The homegrown perfume brand is looking for locations in western markets to expand its footprint, the target being to double its store count over the next five years.
Ajmal has been a household name among GCC nationals for over 60 years. The UAE-based perfume retailer has a 151 store footprint in 8 markets, including the GCC, Malaysia and Thailand, with a distribution network covering 30 markets worldwide. The brand is now looking to expand to western markets, starting with the fashion capitals of Europe and North America.
“We are evaluating options for our market entry into Europe and North America and scouting for locations. We hope to open stores in London and Paris by 2016. In five years, we aim to be present in every important city in the world, especially fashion capitals, and double the number of our stores worldwide,” says Abdulla Ajmal, general manager, Ajmal Perfumes.

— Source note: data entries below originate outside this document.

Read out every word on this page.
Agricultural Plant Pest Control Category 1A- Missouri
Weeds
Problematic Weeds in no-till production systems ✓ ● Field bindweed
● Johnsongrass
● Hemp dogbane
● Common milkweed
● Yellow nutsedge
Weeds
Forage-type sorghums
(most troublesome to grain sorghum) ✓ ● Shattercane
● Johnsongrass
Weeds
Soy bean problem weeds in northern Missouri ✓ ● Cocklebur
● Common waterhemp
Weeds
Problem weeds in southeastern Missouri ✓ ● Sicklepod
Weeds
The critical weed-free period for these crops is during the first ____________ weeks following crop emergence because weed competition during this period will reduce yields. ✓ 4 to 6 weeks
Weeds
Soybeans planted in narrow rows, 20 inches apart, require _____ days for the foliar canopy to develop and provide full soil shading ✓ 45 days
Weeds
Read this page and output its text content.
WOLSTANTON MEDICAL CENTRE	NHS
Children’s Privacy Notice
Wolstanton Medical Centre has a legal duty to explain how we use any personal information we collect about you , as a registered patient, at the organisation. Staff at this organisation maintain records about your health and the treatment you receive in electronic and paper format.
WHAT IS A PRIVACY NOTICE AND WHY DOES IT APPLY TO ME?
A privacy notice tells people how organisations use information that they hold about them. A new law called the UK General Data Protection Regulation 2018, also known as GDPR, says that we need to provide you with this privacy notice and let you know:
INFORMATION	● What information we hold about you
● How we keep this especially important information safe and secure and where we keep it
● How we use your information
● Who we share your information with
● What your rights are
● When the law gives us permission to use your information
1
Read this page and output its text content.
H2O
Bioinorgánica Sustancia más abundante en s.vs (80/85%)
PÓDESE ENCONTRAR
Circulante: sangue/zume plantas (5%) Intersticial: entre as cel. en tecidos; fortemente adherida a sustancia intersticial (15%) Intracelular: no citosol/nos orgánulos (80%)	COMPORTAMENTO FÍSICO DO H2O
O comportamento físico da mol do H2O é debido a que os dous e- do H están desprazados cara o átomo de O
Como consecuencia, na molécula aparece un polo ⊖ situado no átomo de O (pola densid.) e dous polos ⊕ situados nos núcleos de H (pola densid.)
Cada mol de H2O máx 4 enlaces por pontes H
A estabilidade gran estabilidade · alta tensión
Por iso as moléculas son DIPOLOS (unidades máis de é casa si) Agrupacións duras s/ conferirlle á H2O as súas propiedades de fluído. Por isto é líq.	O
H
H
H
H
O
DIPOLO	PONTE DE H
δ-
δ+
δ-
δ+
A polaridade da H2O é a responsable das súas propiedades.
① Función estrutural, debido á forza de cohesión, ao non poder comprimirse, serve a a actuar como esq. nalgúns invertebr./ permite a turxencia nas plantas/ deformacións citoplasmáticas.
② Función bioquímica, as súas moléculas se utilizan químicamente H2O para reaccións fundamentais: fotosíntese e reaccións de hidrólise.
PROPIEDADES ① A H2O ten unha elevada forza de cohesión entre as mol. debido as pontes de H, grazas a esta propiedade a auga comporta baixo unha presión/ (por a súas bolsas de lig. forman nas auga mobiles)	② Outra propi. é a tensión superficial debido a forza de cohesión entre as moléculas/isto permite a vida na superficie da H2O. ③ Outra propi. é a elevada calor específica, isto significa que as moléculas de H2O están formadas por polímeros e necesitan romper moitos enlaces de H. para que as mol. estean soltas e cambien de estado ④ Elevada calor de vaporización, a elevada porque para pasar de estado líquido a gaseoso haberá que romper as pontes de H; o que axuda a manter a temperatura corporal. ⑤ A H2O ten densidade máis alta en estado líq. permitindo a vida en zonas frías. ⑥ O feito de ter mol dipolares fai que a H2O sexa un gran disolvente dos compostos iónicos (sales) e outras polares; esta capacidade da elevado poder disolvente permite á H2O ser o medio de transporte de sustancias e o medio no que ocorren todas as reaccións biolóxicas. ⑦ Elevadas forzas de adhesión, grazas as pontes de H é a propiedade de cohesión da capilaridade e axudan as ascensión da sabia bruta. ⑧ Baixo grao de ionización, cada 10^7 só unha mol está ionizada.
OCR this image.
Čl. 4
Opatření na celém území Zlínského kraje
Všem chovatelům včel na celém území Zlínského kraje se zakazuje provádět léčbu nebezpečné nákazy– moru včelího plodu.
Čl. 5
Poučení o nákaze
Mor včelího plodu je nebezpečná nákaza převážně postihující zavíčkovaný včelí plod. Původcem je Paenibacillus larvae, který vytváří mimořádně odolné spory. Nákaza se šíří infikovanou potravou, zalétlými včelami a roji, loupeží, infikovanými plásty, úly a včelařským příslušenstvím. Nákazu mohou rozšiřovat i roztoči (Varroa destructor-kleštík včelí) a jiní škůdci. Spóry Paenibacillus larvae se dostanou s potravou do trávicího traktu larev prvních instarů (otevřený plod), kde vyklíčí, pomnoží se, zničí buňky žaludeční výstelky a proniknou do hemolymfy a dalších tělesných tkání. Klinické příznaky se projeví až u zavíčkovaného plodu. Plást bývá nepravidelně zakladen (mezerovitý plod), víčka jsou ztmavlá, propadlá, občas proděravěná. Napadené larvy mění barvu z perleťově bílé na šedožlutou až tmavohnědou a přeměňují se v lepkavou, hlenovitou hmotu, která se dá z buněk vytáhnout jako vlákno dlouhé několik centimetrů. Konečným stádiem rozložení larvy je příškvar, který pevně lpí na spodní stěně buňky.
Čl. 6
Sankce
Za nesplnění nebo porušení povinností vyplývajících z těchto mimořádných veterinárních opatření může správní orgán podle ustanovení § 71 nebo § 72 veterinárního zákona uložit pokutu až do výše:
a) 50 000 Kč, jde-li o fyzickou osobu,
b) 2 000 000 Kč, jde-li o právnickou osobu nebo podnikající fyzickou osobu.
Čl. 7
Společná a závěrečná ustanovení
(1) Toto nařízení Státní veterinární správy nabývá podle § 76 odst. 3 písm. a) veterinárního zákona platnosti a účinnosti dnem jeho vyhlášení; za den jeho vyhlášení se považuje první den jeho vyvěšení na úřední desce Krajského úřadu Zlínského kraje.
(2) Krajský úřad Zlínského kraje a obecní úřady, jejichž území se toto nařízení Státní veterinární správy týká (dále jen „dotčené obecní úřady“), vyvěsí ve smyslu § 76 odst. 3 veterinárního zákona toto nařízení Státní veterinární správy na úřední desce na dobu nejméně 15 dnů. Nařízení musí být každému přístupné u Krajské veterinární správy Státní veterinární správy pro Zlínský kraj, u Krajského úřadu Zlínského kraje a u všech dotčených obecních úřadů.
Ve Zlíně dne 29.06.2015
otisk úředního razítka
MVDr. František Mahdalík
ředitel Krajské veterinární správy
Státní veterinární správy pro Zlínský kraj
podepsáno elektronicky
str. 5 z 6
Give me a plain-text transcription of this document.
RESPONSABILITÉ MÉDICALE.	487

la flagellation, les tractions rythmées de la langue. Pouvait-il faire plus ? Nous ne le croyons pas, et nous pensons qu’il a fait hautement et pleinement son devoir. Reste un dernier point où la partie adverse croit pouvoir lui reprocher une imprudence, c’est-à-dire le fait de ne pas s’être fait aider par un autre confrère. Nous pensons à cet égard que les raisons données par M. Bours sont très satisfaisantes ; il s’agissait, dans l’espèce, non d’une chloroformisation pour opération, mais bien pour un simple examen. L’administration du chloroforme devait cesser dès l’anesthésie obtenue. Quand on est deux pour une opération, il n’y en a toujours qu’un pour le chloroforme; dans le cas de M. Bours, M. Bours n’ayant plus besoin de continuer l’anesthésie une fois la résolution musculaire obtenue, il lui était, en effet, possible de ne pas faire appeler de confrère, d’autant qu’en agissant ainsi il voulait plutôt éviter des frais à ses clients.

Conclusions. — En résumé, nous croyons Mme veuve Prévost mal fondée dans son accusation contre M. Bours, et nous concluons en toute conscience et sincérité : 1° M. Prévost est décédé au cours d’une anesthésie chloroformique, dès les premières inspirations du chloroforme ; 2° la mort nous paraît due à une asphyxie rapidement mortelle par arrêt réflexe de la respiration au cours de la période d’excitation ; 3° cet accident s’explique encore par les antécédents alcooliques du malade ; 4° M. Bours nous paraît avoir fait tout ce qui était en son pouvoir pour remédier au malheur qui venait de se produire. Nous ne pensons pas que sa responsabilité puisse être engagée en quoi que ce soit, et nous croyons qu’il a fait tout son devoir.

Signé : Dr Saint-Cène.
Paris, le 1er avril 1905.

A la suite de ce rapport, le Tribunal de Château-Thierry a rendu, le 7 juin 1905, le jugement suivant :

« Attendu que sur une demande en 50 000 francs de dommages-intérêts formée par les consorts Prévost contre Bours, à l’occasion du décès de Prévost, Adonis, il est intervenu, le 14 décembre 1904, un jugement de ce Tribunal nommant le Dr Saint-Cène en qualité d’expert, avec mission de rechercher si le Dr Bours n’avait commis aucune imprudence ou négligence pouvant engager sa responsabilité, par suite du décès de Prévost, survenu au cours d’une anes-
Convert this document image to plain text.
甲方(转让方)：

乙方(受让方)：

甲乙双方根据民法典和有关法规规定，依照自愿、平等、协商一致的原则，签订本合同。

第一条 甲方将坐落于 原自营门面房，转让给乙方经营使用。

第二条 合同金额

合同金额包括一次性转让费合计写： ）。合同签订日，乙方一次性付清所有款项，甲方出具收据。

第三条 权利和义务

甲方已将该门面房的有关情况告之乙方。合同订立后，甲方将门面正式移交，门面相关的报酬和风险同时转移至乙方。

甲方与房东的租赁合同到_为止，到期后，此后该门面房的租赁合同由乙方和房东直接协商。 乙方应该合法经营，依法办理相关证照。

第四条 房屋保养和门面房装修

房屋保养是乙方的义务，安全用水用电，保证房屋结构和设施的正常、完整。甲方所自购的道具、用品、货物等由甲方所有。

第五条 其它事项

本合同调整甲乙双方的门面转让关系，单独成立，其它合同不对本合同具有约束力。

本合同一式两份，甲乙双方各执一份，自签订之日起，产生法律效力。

The company’s expansion strategy reflects its evolution from local to global and the diversification of its customer base. Today, Ajmal offers a variety of products to suit the taste of global consumers at affordable prices, although its core customer base is still predominantly Arab and GCC nationals.
“We saw our customer base expanding from the time we started experimenting with and introducing western style fragrances. Some of our Dubai stores are now as popular with expatriates, particularly Asians, as they are with Emiratis. It’s a 70-30 local-expat mix, which has remained steady for the past five years because both customer categories – GCC nationals and expats – continue to grow,” says Ajmal.
The brand operates retail stores under two names – Ajmal and Eternal by Ajmal. While an Ajmal store can be located anywhere from a traditional souq to a mega mall, Eternal by Ajmal stores are to be found only in sought-after locations and luxury environments, the Burj Al Arab hotel in Dubai being an example. Ajmal says the brand’s success and maturity in a highly competitive fragrance market is the result of a combination of its product innovation, choice of location, store design, inventive merchandising and superior customer service.
“The most important factor in deciding the location of a store is the catchment area. We have opened Ajmal stores in prominent malls as well as in locations most retailers wouldn’t even consider, primarily because they cater to our target audience. Unlike our competitors, our stores offer a unique experience built around ‘ethnic chic’ – a modern, stylish take on local traditions. The largest Ajmal store is just under 2,000 sqft, the average size being about 1,000 sqft, which provides enough space to optimally showcase our collections and allocate staff and resources without wasting space,” says Ajmal.
The interior of an Ajmal store has three sections – the brand wall, oil wall and oud sanctuary. The brand wall is a self-service section where customers can try products without assistance from store staff. The oil wall, located opposite the brand wall, displays various kinds of fragrance oils. At the centre of the store is what Ajmal calls the oud sanctuary.
“We were the first among our contemporaries to incorporate a self-service section in our stores. Generally, most of our customers prefer to be served so our sales staff is always present in the vicinity. But we have seen that many young customers like to browse products and explore a store without being bothered by sales people or obligated to make a purchase,” says Ajmal.
Special attention is paid to visual display merchandising to educate customers about how fragrances are classified. The perfumes are arranged in a specific order, beginning with light, occidental fragrances and progressing to strong, heavy Arabic fragrances. Ajmal says such an arrangement makes it easy to differentiate and choose without fully understanding the complexity of fragrance classification. That’s especially helpful for inexperienced customers who find it difficult to choose a fragrance.
“We have two categories of customers. One is our regular customers who are discerning and understand fragrances and their classification. They walk straight to the perfume that suits their taste, usually in the oud sanctuary. The other, usually new or undecided, wants a good quality fragrance, somewhere in between the light western and strong Arabic fragrance. Such customers are unable to make up their mind so we educate them about fragrances and their composition. Additionally, we offer them a ‘fusion’ category of floriental fragrances,” explains Ajmal.
He sees customer service as the crucial, differentiating factor in the perfumery business, calling it ‘the last mile where everything converts’. “Our customer service is excellent, considering our average conversion rate is 80%. But, we strive to improve it by organising periodic staff trainings on products, brands, sales, competition, and communication. That helps our staff understand the range of customer preferences, leading to better customer service. Since they are mostly non-Arab, we also organise Arabic language classes so they can understand and converse with customers. Sales performance isn’t the most important factor in selecting and retaining staff. Rather, it’s their ability to relate with customers and introduce them to our heritage of crafting memories,” concludes Ajmal.